すると、おおよそ予想していた通りの意見が出てきました。それらの意見を統計的にグラフなどで意見したユーザー数を入れてプレゼンテーションをすることによって、これまで非常に細かいことを口うるさく言っていた方々が、急に静かになりました。
■アンケートで声を上げる沈黙者たち
アンケートをとって気がついた事は、黙々とシステムを使っているユーザの方々で、普段から情報システムに対してのリクエストもなく、我慢強く使っていたのか、この機会に一気に多くのリクエストを書いてくるユーザーが何人もいました。その中には、これまで表には出てこなかった問題も数多くあり、大変参考になりました。
アンケートは、いつも沈黙しているユーザーたちに対して、意見を述べる機会を与える意味で非常に有効だと思います。そしてそれらの意見は、口うるさく言う人の意見も、沈黙を保っている人の意見も、同じ重みで集計されて報告されるのですから、客観性を得ることができるのです。
こうしたユーザーに対するアンケートは、システム導入後にも有効です。導入後に、情報システム部門に対して「使いにくい」とか「想像していたのと違う」と直接、苦情を言ってくる人たちもいますが、アンケートでは、苦情も言わずに我慢して使っている人たちの声も聞くことができます。
また、アンケートでは、テーマ以外にも「自由意見欄」を設けることで、現場の担当者がネットワークやハードウエアなどで困ってることも聞くことができました。アンケートの質問数は多くすると回答が面倒になりますので、出来る限り質問数は減らして、むしろ、自由意見欄を設けて書いてもらうと良いと思います。
大切なことはその後、それらの意見を「意見リスト」としてリスト化をします。どこの部門の、誰が、どの分野について意見を言っているか、といったことをリストにし、意見を層別して、統計的にどの機能についてのリクエストが多いかを見ることができます。
また、「誰が言っているのか」も注意することです。コメントで表されている以上の問題が裏側にある場合もあり、直接販売につながることもあります。
例えば、私の経験ですが、ある優秀なベテラン販売員のコメントで、「ロイヤリティ会員のお客様の検索を会員番号ではなく、携帯電話番号でできないか」というものがありました。お客様は、自分の会員番号は覚えていませんし、会員カードを忘れた時に、ポイントや購買履歴を検索できないのです。確かにそのとおりで、他の販売員にもヒアリングをかけて、同様の意見でしたので、スクラッチで改修アプリを開発して店舗に導入しました。その後、CRMを再構築する時には、会員番号でも会員を検索できますが、携帯電話番号でも検索できるようにしました。
ぜひ、公平なユーザの意見を聞くために、また、自分たちが気が付かない現場の意見を聞く機会として、ぜひアンケートを活用ください。
■展示会やベンダーから情報を仕入れる
ベンダーさんから他社の情報を仕入れる場合に、具体的な事例があれば、詳しく聞いてそれを参考としてプレゼンテーションをします。

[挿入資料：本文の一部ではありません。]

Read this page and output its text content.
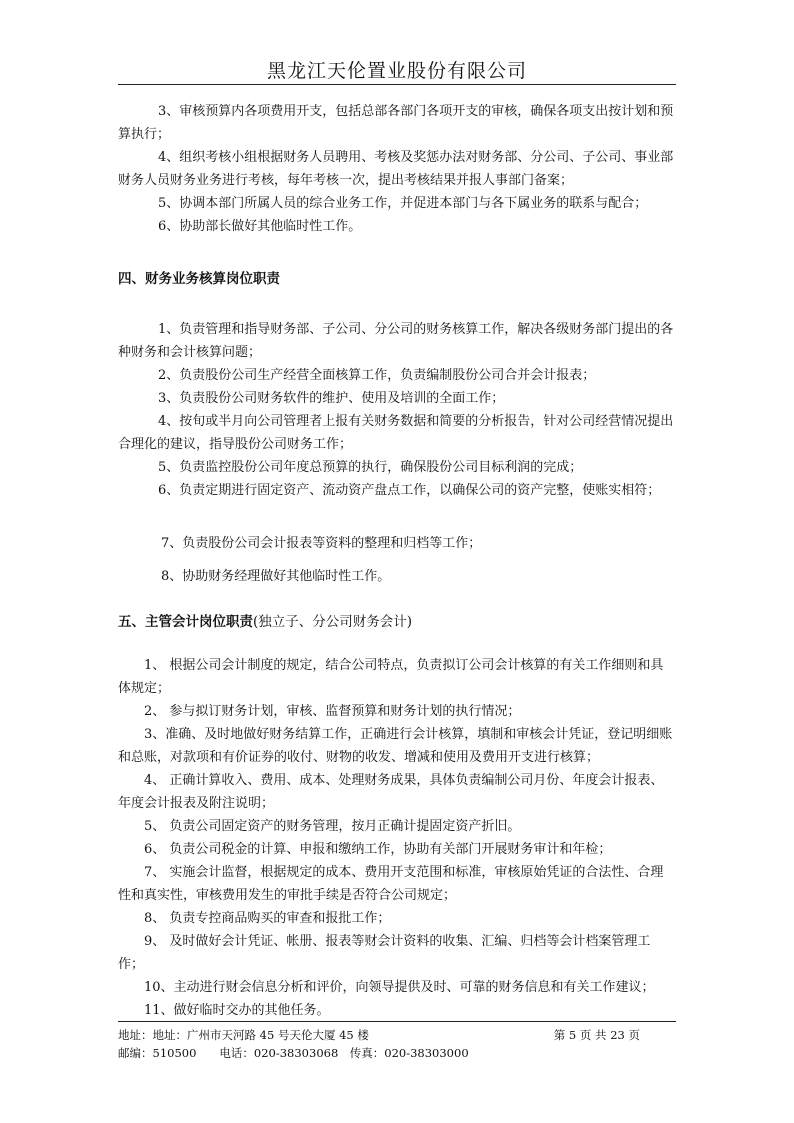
黑龙江天伦置业股份有限公司

3、审核预算内各项费用开支，包括总部各部门各项开支的审核，确保各项支出按计划和预算执行；

4、组织考核小组根据财务人员聘用、考核及奖惩办法对财务部、分公司、子公司、事业部财务人员财务业务进行考核，每年考核一次，提出考核结果并报人事部门备案；

5、协调本部门所属人员的综合业务工作，并促进本部门与各下属业务的联系与配合；

6、协助部长做好其他临时性工作。

四、财务业务核算岗位职责

1、负责管理和指导财务部、子公司、分公司的财务核算工作，解决各级财务部门提出的各种财务和会计核算问题；

2、负责股份公司生产经营全面核算工作，负责编制股份公司合并会计报表；

3、负责股份公司财务软件的维护、使用及培训的全面工作；

4、按旬或半月向公司管理者上报有关财务数据和简要的分析报告，针对公司经营情况提出合理化的建议，指导股份公司财务工作；

5、负责监控股份公司年度总预算的执行，确保股份公司目标利润的完成；

6、负责定期进行固定资产、流动资产盘点工作，以确保公司的资产完整，使账实相符；

7、负责股份公司会计报表等资料的整理和归档等工作；

8、协助财务经理做好其他临时性工作。

五、主管会计岗位职责(独立子、分公司财务会计)

1、 根据公司会计制度的规定，结合公司特点，负责拟订公司会计核算的有关工作细则和具体规定；

2、 参与拟订财务计划，审核、监督预算和财务计划的执行情况；

3、准确、及时地做好财务结算工作，正确进行会计核算，填制和审核会计凭证，登记明细账和总账，对款项和有价证券的收付、财物的收发、增减和使用及费用开支进行核算；

4、 正确计算收入、费用、成本、处理财务成果，具体负责编制公司月份、年度会计报表、年度会计报表及附注说明；

5、 负责公司固定资产的财务管理，按月正确计提固定资产折旧。

6、 负责公司税金的计算、申报和缴纳工作，协助有关部门开展财务审计和年检；

7、 实施会计监督，根据规定的成本、费用开支范围和标准，审核原始凭证的合法性、合理性和真实性，审核费用发生的审批手续是否符合公司规定；

8、 负责专控商品购买的审查和报批工作；

9、 及时做好会计凭证、帐册、报表等财会计资料的收集、汇编、归档等会计档案管理工作；

10、主动进行财会信息分析和评价，向领导提供及时、可靠的财务信息和有关工作建议；

11、做好临时交办的其他任务。

地址：地址：广州市天河路 45 号天伦大厦 45 楼	第 5 页 共 23 页
邮编：510500　　电话：020-38303068　传真：020-38303000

例えば、競合他社であるA社は、最新のCRMシステムで新しい顧客サービスをしているが、そのシステムはどういうものか、類似のシステムはどういうものか、といったことを具体的にプレゼンテーションします。
雑誌やネットにも導入事例は掲載されていますが、実際に取り扱っているベンダーさんに、 機密情報の範囲を超えないようにしながら直接アドバイスを受ける形で情報収集をすることです。
また、情報システム関連の展示会や ショールームなどを訪れて製品情報収集することも役に立ちます。他の会社での導入状況の情報や最新の機能を知ることができます。
展示会会場ではエンジニアの方もいらっしゃるので、詳しくその機能について話を聞き、その会社(A社)の製品情報を聞くついでに、気になる他社(B社)の製品についてどう思うのかを質問をするのです。すると、やはり、自社の製品を売り込みたい心理も働きますから、 B社製品のデメリットについて詳しく教えてもらえます。
逆に、B社の展示会場へ行き、今度は、A社の製品について同様にデメリットを聞くことができます。こうして、複数社の情報を得て、それらを一覧にまとめて参考情報として経営陣へ報告を行うことです。こうした実際の導入事例については、プロジェクトの企画の前段階で情報を流しておくと、実際にプロジェクト企画書をプレゼンテーションしたときに非常に通りやすくなります。